El pensamiento es disperso. Ocupados, aquí y allá, olvidamos la esencialidad de la vida. Confiados como estamos, respiramos por inercia. Y parpadeamos y salivamos. No somos conscientes de lo fácil con que todo se rompe. No lo esperamos, siempre nos coge desprevenidos. En un instante, el mundo se detiene, se fractura, se desmiembra. Y ahí ya nada importa y volvemos a lo esencial. Sentimos los latidos, tragamos con dificultad, cerramos los ojos y pensamos la oscuridad. Mi madre murió un jueves por la tarde. Había decidido quedarme a trabajar en la oficina para coordinarme mejor con mis compañeros y aumentar la productividad. Una llamada lo paró todo. Introdujo lo esencial, se cargó las urgencias, a hacer puñetas la nauseabunda productividad. Corrimos y esperamos. Entramos y la acompañamos. La abrazamos y la besamos. La sentimos ir. Todos sufrimos pérdidas pero tengo la sensación de que este planeta se divide entre aquellos que hemos visto marchar a la madre y los que todavía no. Hablan (hablamos) un lenguaje diferente, lleno de matices, libre de ciertas trivialidades bisoñas. El mundo se descubre entonces injusto y cruel. Crecer es asumir. No me atrevo a escribir a lo único que puede ser asimilable.
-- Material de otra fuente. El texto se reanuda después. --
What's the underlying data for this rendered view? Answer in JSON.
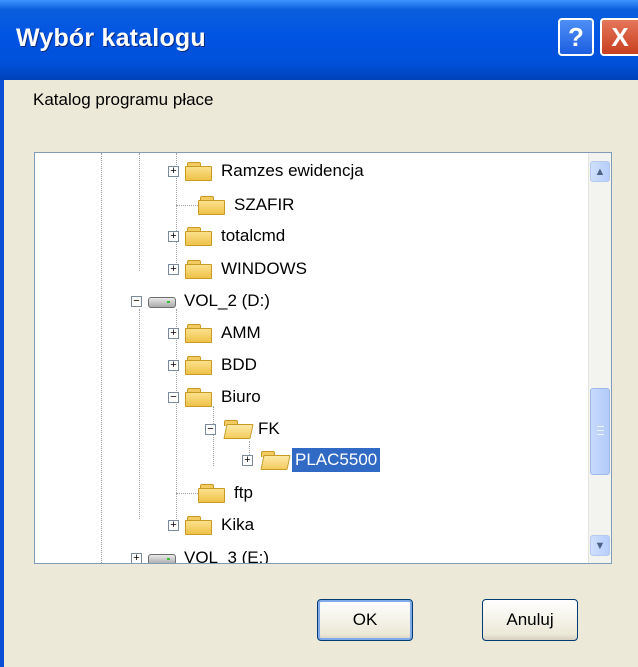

Vivimos acechados por nimiedades que se creen capitales. Entre apremios y premuras, olvidamos lo volátil de la vida y secundamos lo personal e intransferible. El día a día es un automatismo inconsciente, un paso de las horas insustancial. Nos obliga, más que el pan que comemos, nuestra autoimposición de utilidad, nuestra pretensión de transcendencia. Pero todo se rompe en un instante, de repente se fractura el mundo. Y es entonces cuando ya es tarde para casi todo. Buscas acumular detalles y lanzar las palabras correctas. Pretendes concentrar lo que ha faltado antes. Tarde. Quizá deberíamos normalizar el debate (interno y externo) sobre la pérdida para aportar consciencia a nuestra vida y, con ella, valorar lo que tenemos y a menudo olvidamos. Pero debemos hacerlo si el recurso sirve para activarnos y no para deprimirnos porque la vida es jodida y no todos precisamos de reflexiones sobre un momento cruel. Es un fenómeno de contrastes, de luces y sombres.
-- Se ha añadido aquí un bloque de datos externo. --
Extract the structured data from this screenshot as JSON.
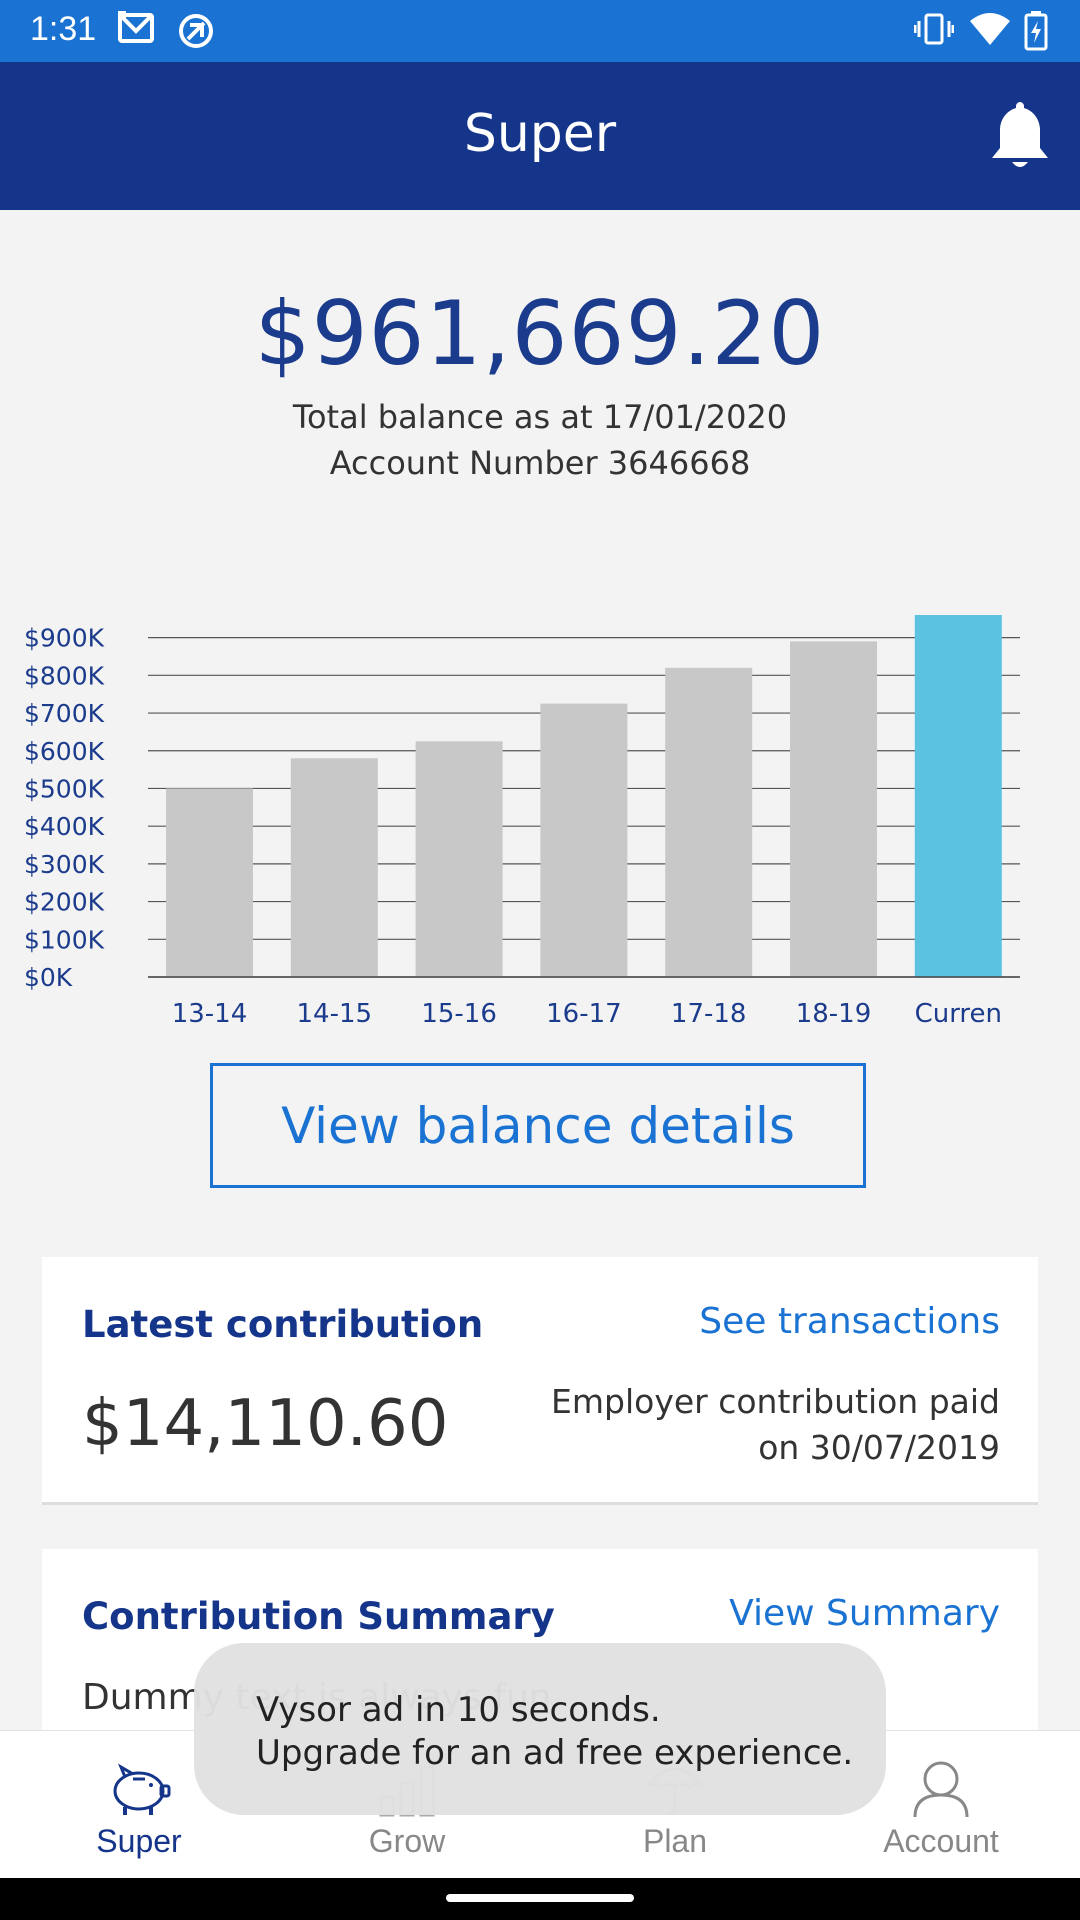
{
  "status_bar": {
    "time": "1:31",
    "icons": [
      "gmail-icon",
      "sync-icon",
      "vibrate-icon",
      "wifi-icon",
      "battery-charging-icon"
    ]
  },
  "header": {
    "title": "Super",
    "icon": "bell-icon"
  },
  "balance": {
    "amount": "$961,669.20",
    "as_at": "Total balance as at 17/01/2020",
    "account": "Account Number 3646668"
  },
  "chart_data": {
    "type": "bar",
    "categories": [
      "13-14",
      "14-15",
      "15-16",
      "16-17",
      "17-18",
      "18-19",
      "Curren"
    ],
    "values": [
      500,
      580,
      625,
      725,
      820,
      890,
      960
    ],
    "ylim": [
      0,
      960
    ],
    "yticks": [
      "$0K",
      "$100K",
      "$200K",
      "$300K",
      "$400K",
      "$500K",
      "$600K",
      "$700K",
      "$800K",
      "$900K"
    ],
    "ytick_values": [
      0,
      100,
      200,
      300,
      400,
      500,
      600,
      700,
      800,
      900
    ],
    "grid": true,
    "colors": {
      "bar": "#c8c8c8",
      "highlight": "#5bc3e0",
      "axis_text": "#1b3b8c"
    }
  },
  "actions": {
    "view_balance": "View balance details"
  },
  "latest_contribution": {
    "title": "Latest contribution",
    "link": "See transactions",
    "amount": "$14,110.60",
    "desc_line1": "Employer contribution paid",
    "desc_line2": "on 30/07/2019"
  },
  "contribution_summary": {
    "title": "Contribution Summary",
    "link": "View Summary",
    "text": "Dummy text is always fun"
  },
  "toast": {
    "line1": "Vysor ad in 10 seconds.",
    "line2": "Upgrade for an ad free experience."
  },
  "bottom_nav": [
    {
      "label": "Super",
      "icon": "piggy-bank-icon",
      "active": true
    },
    {
      "label": "Grow",
      "icon": "bar-chart-icon",
      "active": false
    },
    {
      "label": "Plan",
      "icon": "umbrella-icon",
      "active": false
    },
    {
      "label": "Account",
      "icon": "person-icon",
      "active": false
    }
  ],
  "colors": {
    "primary": "#14358a",
    "status_bar": "#1a73d2",
    "accent": "#1a73d2"
  }
}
Pensamos, en ocasiones pensamos. No parece complicado. Parar, agilizar, centrarse en las cosas realmente importantes. En la familia, en ella y en él, en los amigos, en pasear, en leer. Quizá es momento de intentar demostrar a los que todavía están y dejar de responder ante aquel o aquella que se fue. De convertirnos en quienes siempre quisimos ser y disfrutar la autenticidad con los nuestros.

Lo intentamos cuando padecemos una pérdida quizá como consecuencia del duelo pero el mundo se impone. No se detiene, continúa su rumbo. Exigimos una tregua, pedimos por favor una oración colectiva, pero no, el mundo palpita frenético ya sin el olor posible del regazo de mamá. Aturdidos, nos desorientamos. Quedamos sin guía, también sin ambición de querer estar. A veces durante unos días, a veces para siempre. «Después» es un concepto amplio. La palabra puede recoger un espacio de tiempo minúsculo o la eternidad completa. Pero sí, es después, sin concreción y sin saber tampoco cómo ni por qué, cuando prorrumpe una nueva necesidad y una nueva exigencia. Y seguimos, cuando nos damos cuenta hemos arrancado de nuevo. Seguimos respirando un ambiente reemplazable, ya sin lo irremplazable, intentando saber cómo relacionarnos con la ausencia. Todo continúa igual a pesar de que todo ha cambiado para siempre. El mundo sigue a pesar de que nuestro mundo ha muerto en parte. Y cuando volvemos a pensar, llevamos años con el piloto automático. Inconscientes, robóticos. Y la vida pasa. Y ya no sabes si quizá la vida es eso. Lejos de idealismos, apagados los sentimentalismos. La vida es anhelo. De lo que se fue y de lo que nunca llegó a ser.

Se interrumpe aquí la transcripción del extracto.